‘Theatre’ & ‘Without a Doubt’ @ Hauser & Wirth
A selection of Italian sculptor, painter, and poet Fausto Melotti’s work is currently on view at Hauser and Wirth’s London location. Curated by Sam Demicran, Theatre explores elements of the theatrical within the artist’s masterful practice, with the assemblage highlighting his artistic versatility and meticulous craftsmanship.
In the gallery’s adjacent space on Savile Row, American abstract expressionist painter and pioneer of the New York School Ed Clark’s Without a Doubt plays with form and technical freedom. This is his first solo exhibition held in the UK following his inclusion in Tate Modern’s seminal exhibition Soul of a Nation: Art in the Age of Black Bower 1963-1983 in 2017.
While varied in their practices, both artists succeeded in pushing the boundaries of medium and movement to metabolise their own political and social realities.
At first glance, Fausto Melotti could be written off as a surrealist, however, his imagery is more complex than attribution to just one artistic movement allows. His artistic language was intriguing yet also universal and highly informed by theatre. After living through World War II, Melotti addressed the devastation of the war in his work by returning to the Renaissance principles of harmony, order, and geometry. His practice blended these principles together with symbolism. In his works on paper (preparatory drawings for his teatrini–meaning little theatres) which are included in the exhibition, Melotti employs the surrealist symbol of the egg. However, the inclusion of surrealist imagery in his scenes is supported by his extensive knowledge of stage design and is thus interpreted through the lens of the artist’s own unique language.
Melotti developed his teatrini with autonomous works within his oeuvre that further emphasized his fluidity between different artistic movements and practices. Again, he complements symbolism with a unique type of narration informed by his time spent designing sets and costumes on multiple productions throughout the mid to late 20th century. The works have material qualities that echo a stage, but also expand upon themes that his contemporaries were also exploring at the time. These narrative scenes with figures sometimes refer directly to theatrical protagonists and create a story that unfolds in the exhibition as a backdrop to his other sculptural practices.
Melotti’s sculptural practice can be described as dynamic and alluring; sometimes haunting and sometimes whimsical. Some of the more constructive aspects of his sculpture leave the viewer contemplating where they may fit within art history. Fanciful abstractions recall the figures of a Miró painting. With the teatrini set acting as a background for Melotti’s practice, a sense of dramaturgy, narration, and allegory is highlighted. The universal element of his sculptures is once again communicated through a kind of theatrical display that supplements the symbolic language that he employs.
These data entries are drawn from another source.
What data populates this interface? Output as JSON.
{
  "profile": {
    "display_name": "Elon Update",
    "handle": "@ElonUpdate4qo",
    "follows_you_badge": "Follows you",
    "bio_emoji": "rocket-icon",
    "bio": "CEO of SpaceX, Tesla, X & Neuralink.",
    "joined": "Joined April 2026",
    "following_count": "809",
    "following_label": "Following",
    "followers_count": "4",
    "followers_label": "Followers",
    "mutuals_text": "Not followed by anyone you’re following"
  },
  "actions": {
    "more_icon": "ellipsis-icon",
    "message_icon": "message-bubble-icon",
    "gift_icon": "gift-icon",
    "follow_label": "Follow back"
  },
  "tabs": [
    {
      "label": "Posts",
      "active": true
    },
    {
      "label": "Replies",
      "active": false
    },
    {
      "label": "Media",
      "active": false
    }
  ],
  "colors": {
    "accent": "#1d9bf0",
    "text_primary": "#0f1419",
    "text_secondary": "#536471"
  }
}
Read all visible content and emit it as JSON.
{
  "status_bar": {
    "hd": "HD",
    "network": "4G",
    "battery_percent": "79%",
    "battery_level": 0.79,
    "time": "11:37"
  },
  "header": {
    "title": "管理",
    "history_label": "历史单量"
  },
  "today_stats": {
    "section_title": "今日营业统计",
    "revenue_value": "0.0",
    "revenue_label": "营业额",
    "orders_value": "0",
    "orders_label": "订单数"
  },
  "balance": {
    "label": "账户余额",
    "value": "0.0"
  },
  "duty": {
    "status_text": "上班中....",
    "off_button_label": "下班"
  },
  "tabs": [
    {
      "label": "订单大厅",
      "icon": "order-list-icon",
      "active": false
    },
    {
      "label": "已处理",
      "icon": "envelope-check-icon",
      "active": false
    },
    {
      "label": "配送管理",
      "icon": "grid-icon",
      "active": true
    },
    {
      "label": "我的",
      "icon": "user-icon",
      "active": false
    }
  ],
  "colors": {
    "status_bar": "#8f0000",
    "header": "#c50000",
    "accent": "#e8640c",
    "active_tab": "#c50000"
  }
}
Shifting the focus to the display of Ed Clark’s Without a Doubt in the gallery’s adjacent space, viewers are confronted by the artist’s preoccupation with expanding the pictorial frame. Clark developed his push broom technique in order to experiment with extending the brushstroke while also expanding the colour and intensity of marks following a single path. Abstract artists of Clark’s generation were compelled to experiment in order to test the capacity of abstraction to convey an experience. Using oval canvases, Clark became one of the first artists to use shaped canvases in order to expand an image. The oval shape he employed is intended to mimic the shape of the human eye and represented the beginning of the artist’s long fascination with this form.
In Blue Umber (1975) he defines an oval within a rectangular form, referring to this composition as an integrated oval. This format marked a new beginning of his quest for greater freedom in his practice. His resulting experimentation culminated in his paintings using curved brushstrokes that were created using his initial push brush technique. Created in Paris, these works expanded his ability to mix and blend colours in a way that appeared more volumetric and imposing to the viewer.
Further, Clark’s push brush technique displaced the artist’s touch and created compositions in which conception and colour became the central elements of his canvases. His investigation of the stroke looked at a brushstroke as a discipline in itself and created variety in his oeuvre. His experimentation with the physical act of painting pushed the boundaries of his abstractions away from the personal and towards a more universal experience of method and material as a means of discovery and change.
From Clark’s conceptual practice of displacing his own touch to open up abstraction’s ability to communicate the human experience in a more universal matter, to Fausto Melotti’s blending of symbolism and the theatrical to create a unique body of work that dances between movements—overall, these exhibitions at Hauser & Wirth constitute two highly engaging displays of pioneering artists and their unique explorations of medium and movement across seven decades.
Theatre and Without a Doubt are on view until 20 April 2022 at Hauser & Wirth in London.